Readers often ask if Tredham is a real historical place. Or if it is based on one. And when exactly my stories are set.
The short answer to the first question is no. Tredham is just my invention. You won’t find it or its valley on any historical map. Nor is it modeled on any real-world location you could put a pin in. After all, strict historical accuracy isn’t what I’m aiming for in my stories. The Tales of Tredham are not – and aren’t trying to be – a history of a real place. Tredham and its surroundings are instead imagined as a setting where Ed, Rhiann and Will can explore their world and themselves. And where they can delve into and live out the social and emotional bonds that make up their community.
Everything has a foundation, though. For me, the imaginative basis for Tredham is the Welsh Marches: the rugged lands along the border between what are now England and Wales. Borderlands have a special allure. They are places where different peoples, cultures and languages come up against each other. Where what might look like neat divisions on a map so often turn out to be more fuzzy (and much more interesting) when you look in close. Places of encounter, exchange and – sometimes – conflict. I imagine Tredham as sitting in one such place: somewhere on the blurred boundary between the Celtic and Anglo-Saxon worlds.

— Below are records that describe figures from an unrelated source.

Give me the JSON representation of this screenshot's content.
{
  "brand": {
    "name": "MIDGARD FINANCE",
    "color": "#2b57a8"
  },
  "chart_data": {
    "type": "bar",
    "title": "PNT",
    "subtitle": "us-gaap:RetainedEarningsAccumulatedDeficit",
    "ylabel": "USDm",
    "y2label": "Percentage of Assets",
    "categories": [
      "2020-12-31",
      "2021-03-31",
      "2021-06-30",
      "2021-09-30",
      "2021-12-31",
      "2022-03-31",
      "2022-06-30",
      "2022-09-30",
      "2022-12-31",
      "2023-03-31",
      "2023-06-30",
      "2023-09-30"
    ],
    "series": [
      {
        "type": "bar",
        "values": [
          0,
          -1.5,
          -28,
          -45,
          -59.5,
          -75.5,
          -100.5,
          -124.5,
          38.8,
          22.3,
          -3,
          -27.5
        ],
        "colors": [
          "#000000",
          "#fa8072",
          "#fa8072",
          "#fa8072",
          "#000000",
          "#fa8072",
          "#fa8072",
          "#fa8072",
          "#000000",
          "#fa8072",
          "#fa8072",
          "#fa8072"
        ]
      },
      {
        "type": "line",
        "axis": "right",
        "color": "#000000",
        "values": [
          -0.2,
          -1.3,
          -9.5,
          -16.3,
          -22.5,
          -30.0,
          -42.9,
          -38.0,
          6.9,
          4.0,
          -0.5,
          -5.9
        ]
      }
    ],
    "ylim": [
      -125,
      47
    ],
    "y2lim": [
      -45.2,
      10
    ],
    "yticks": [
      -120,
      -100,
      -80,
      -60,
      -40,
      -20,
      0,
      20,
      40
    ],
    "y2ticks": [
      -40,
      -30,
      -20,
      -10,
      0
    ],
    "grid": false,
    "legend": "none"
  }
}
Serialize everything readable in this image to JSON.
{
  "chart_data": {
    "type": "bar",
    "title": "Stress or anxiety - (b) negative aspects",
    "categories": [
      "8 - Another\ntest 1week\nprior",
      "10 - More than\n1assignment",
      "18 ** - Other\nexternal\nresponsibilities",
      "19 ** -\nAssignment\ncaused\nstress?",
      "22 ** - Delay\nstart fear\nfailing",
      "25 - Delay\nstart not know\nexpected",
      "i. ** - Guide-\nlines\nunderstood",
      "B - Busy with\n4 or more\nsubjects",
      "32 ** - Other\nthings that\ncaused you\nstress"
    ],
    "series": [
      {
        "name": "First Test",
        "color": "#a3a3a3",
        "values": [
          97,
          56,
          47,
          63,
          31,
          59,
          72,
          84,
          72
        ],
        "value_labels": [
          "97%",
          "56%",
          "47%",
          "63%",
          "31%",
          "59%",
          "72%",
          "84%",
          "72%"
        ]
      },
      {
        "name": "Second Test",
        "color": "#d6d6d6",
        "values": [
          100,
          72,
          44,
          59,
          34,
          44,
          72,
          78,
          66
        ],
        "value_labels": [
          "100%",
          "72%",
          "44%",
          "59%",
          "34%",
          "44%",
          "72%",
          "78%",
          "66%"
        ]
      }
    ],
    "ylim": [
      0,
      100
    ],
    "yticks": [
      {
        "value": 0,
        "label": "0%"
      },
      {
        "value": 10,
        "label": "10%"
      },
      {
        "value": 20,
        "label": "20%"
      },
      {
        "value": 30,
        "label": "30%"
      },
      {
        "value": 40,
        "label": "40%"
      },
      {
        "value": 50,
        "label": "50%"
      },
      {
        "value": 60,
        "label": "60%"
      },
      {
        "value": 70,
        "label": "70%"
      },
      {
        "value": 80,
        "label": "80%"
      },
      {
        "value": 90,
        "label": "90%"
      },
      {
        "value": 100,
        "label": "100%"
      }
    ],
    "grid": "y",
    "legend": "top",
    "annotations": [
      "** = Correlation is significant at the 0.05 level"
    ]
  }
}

Not that anyone in Tedham would have you told you that. Its people knew little about the world beyond their narrow valley. A remote farming community, Tredham was not a place that had or made much that the outside world might want. Nor did it take much from outside in return. Tredham folk had to meet their needs, as best they could, with whatever they could grow, forage or make for themselves. That gave its people little reason to travel: few had ever left the village and those who had did not go far. So the people of Tredham could hardly know that their village was near the edge of some remote ruler’s domains. In that, Tredham was typical of so many small isolated communities back in its time.
Back when exactly? That’s another question I get asked from time to time. As with the where, the exact when isn’t essential to the stories. The world before our modernity – when fire gave the only artificial light and there was no transport faster than a horse – endured for many centuries. Isolated subsistence farming communities could be found throughout. So in a sense it doesn’t matter exactly when the Tales of Tredham are set (one reviewer suggested the Iron Age). But for what it’s worth, I imagined Tredham toward the end of what we would now call the Anglo-Saxon period, a little before the Norman Conquest of England in the 11th century. Another boundary that we now mark but that the people of Tredham could not have known they were living near.
In a sense, all storytelling is about boundaries. The line between the known and the unknown, the real and the imagined. Stories are about different people’s desires, needs and perspectives meeting, mixing, compromising, clashing. Each of us lives in a distinct worlds of our own perception: the encounters between those worlds is what drives narrative forward. In the Tales of Tredham Ed, Rhiann and Will live and grow the friendship that connects their individual experiences. All as the children test the boundaries of their village: both physically as they venture out into the hills and forests and socially in their encounters with the outcast wild man Finn. In many senses, then, the Tales of Tredham are stories from the frontier.